Sparse files advantage is they do not use any disk area if any data is written on them. As an example /tmp/disk1.bin and /tmp/disk2.bin uses only 2KB space on /tmp. After that I create a raidz2 zfs pool with 2 real disks and 2 loop disks and then mark two loop disks offline.

zpool create myzfs raidz2 /dev/loop1 /dev/loop2 /dev/sdc /dev/sde
zpool offline myzfs /dev/loop1
zpool offline myzfs /dev/loop2

Creating a zfs pool with name myzfs creates default zfs file system and mounts it to the /myzfs folder. After creating pool you can create zfs file systems and volumes (same as lvm logical volumes). You can configure mount point of zfs file system and quota and volume size of zfs volume.

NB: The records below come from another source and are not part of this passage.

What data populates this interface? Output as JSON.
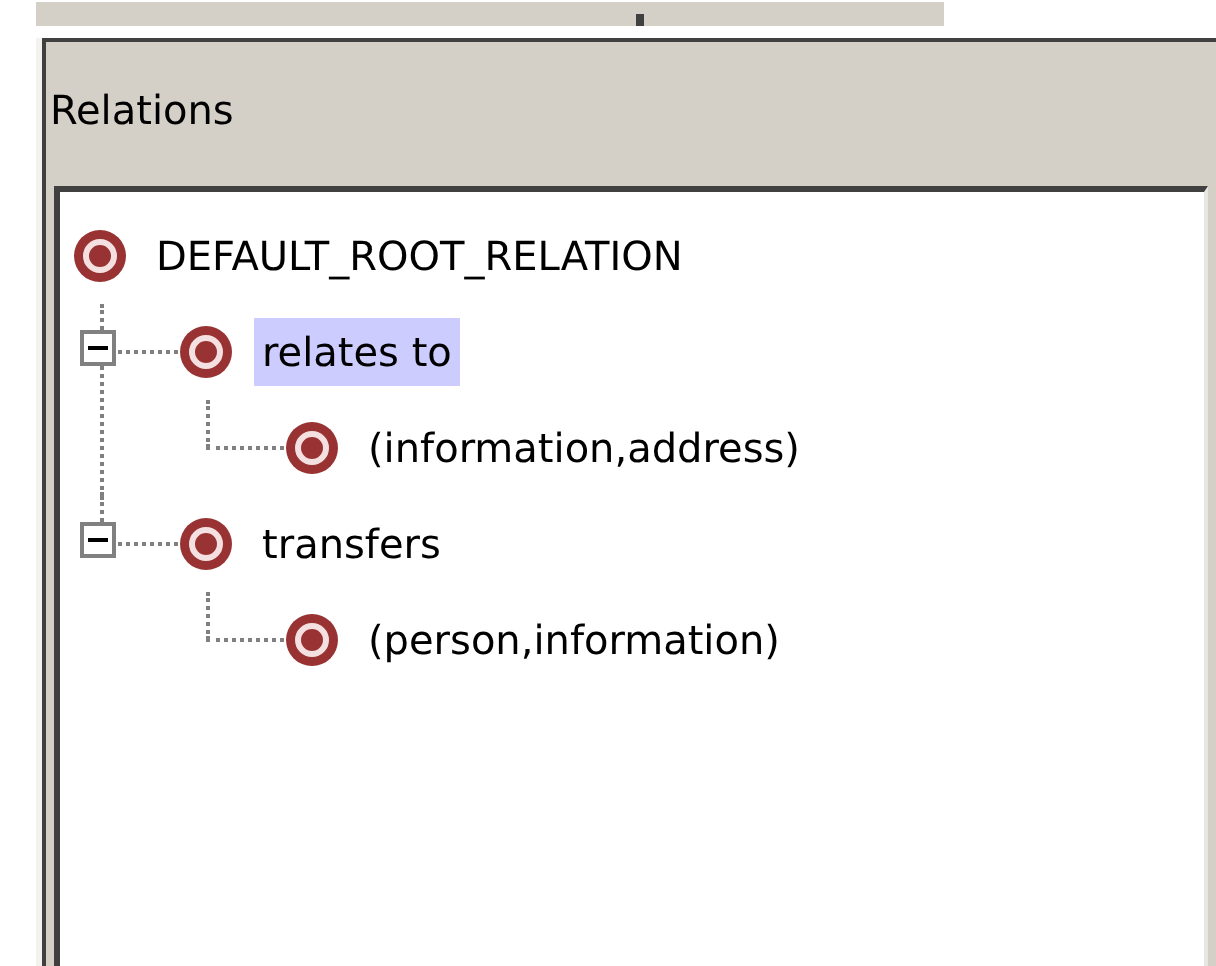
{
  "panel": {
    "title": "Relations"
  },
  "tree": [
    {
      "label": "DEFAULT_ROOT_RELATION",
      "selected": false,
      "children": [
        {
          "label": "relates to",
          "expanded": true,
          "selected": true,
          "children": [
            {
              "label": "(information,address)",
              "selected": false
            }
          ]
        },
        {
          "label": "transfers",
          "expanded": true,
          "selected": false,
          "children": [
            {
              "label": "(person,information)",
              "selected": false
            }
          ]
        }
      ]
    }
  ]
}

I create a temporary zfs volume for data migration without quota and mount point as /mnt/temp-data and I rsync my data.

zfs create -o mountpoint=/mnt/temp-data myfs/temp-data
rsync -ar /mnt/data /mnt/temp-data

Then my cpu start using 100%. Then I stopped rsync. After some research I need to change xattr property to sa if I am using centos. Then continue rsync (good cpu).

zfs set xattr=sa myzfs
rsync -ar /mnt/data/ /mnt/temp-data

However I started using so much memory. I learned that zfs uses memory so much (1GB for each 1TB). ZFS has two cache: primary and secondary and for caching zfs has tree values: all, metadata and none. I set primary cache to metadata.

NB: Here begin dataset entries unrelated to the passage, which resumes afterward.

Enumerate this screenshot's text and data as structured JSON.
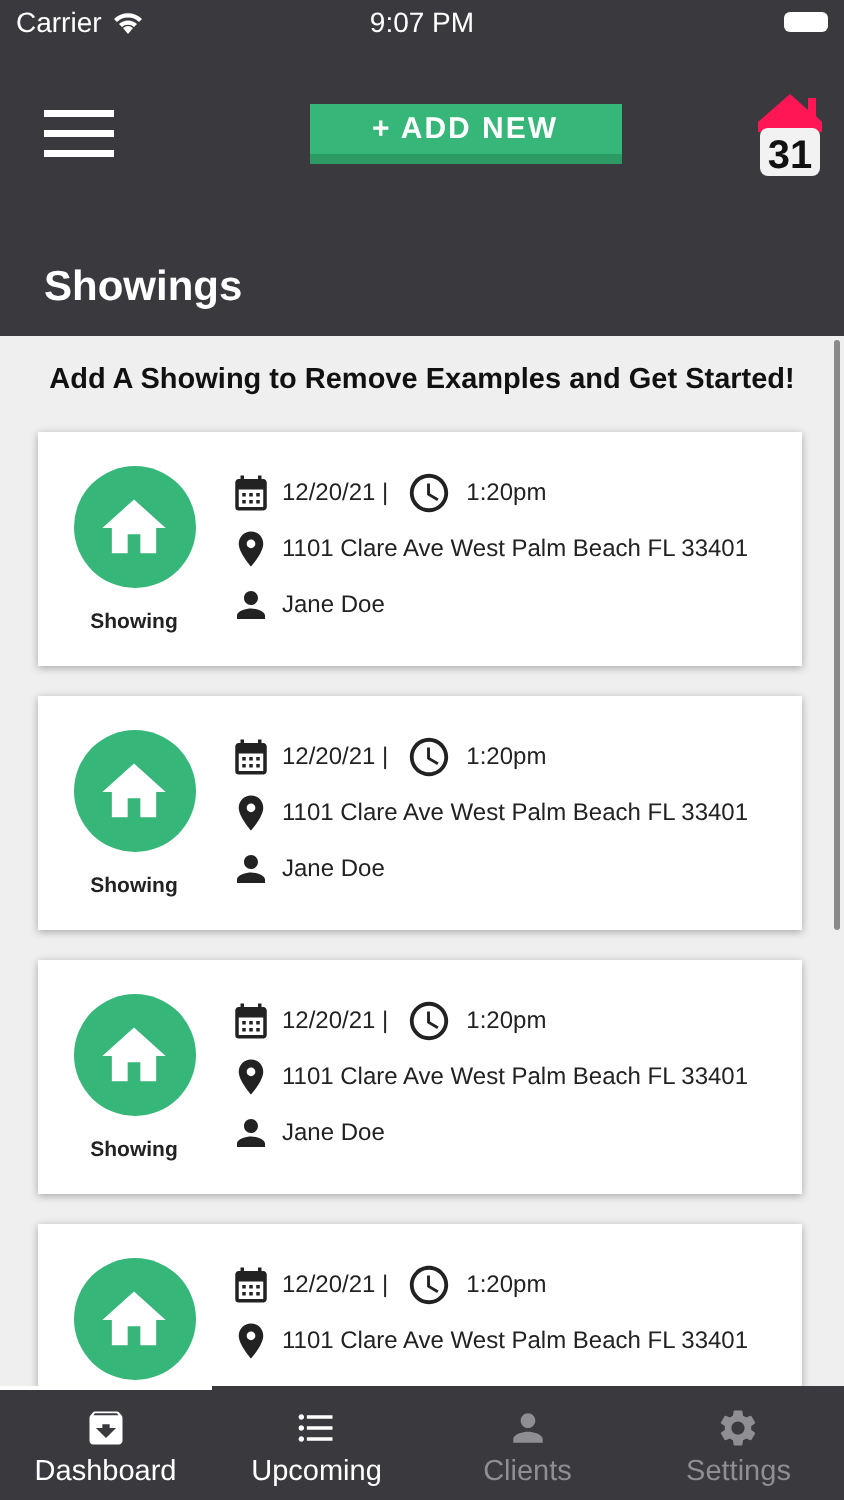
{
  "status_bar": {
    "carrier": "Carrier",
    "time": "9:07 PM"
  },
  "header": {
    "add_button": "+ ADD NEW",
    "logo_text": "31",
    "title": "Showings"
  },
  "prompt": "Add A Showing to Remove Examples and Get Started!",
  "showings": [
    {
      "label": "Showing",
      "date": "12/20/21 |",
      "time": "1:20pm",
      "address": "1101 Clare Ave West Palm Beach FL 33401",
      "client": "Jane Doe"
    },
    {
      "label": "Showing",
      "date": "12/20/21 |",
      "time": "1:20pm",
      "address": "1101 Clare Ave West Palm Beach FL 33401",
      "client": "Jane Doe"
    },
    {
      "label": "Showing",
      "date": "12/20/21 |",
      "time": "1:20pm",
      "address": "1101 Clare Ave West Palm Beach FL 33401",
      "client": "Jane Doe"
    },
    {
      "date": "12/20/21 |",
      "time": "1:20pm",
      "address": "1101 Clare Ave West Palm Beach FL 33401"
    }
  ],
  "tabs": [
    {
      "kind": "dashboard",
      "label": "Dashboard",
      "selected": true,
      "dimmed": false
    },
    {
      "kind": "upcoming",
      "label": "Upcoming",
      "selected": false,
      "dimmed": false
    },
    {
      "kind": "clients",
      "label": "Clients",
      "selected": false,
      "dimmed": true
    },
    {
      "kind": "settings",
      "label": "Settings",
      "selected": false,
      "dimmed": true
    }
  ]
}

zfs set primarycache=metadata myzfs

Memory consumptions is now lower. However speed is low. I need a secondary cache. Some research of other zfs configurations in the world. I seed that in server environment admins uses ssd disks for cache (read cache) and log (like write cache). I bought and ssd disk and create two partition one for cache and one for log. And attached them to my pool.

zpool add myzfs log /dev/sdf1
zpool add myzfs cache /dev/sdf2

I reached good speeds. After rsync of my data, I fully removed raid setup and replace loop disks.

mdadm --stop /dev/md100
zpool replace myzfs /dev/loop1 /dev/sdb
zpool replace myzfs /dev/loop2 /dev/sdd
losetup -d /dev/loop1
losetup -d /dev/loop2
rm -f /tmp/disk1.bin /tmp/disk2.bin

Now zpool start recovering the pool.

Migration is completed.

After that, I started to planning and creating file systems and volumes on my zpool.

For next days I will write about virtual machine cloning with zfs.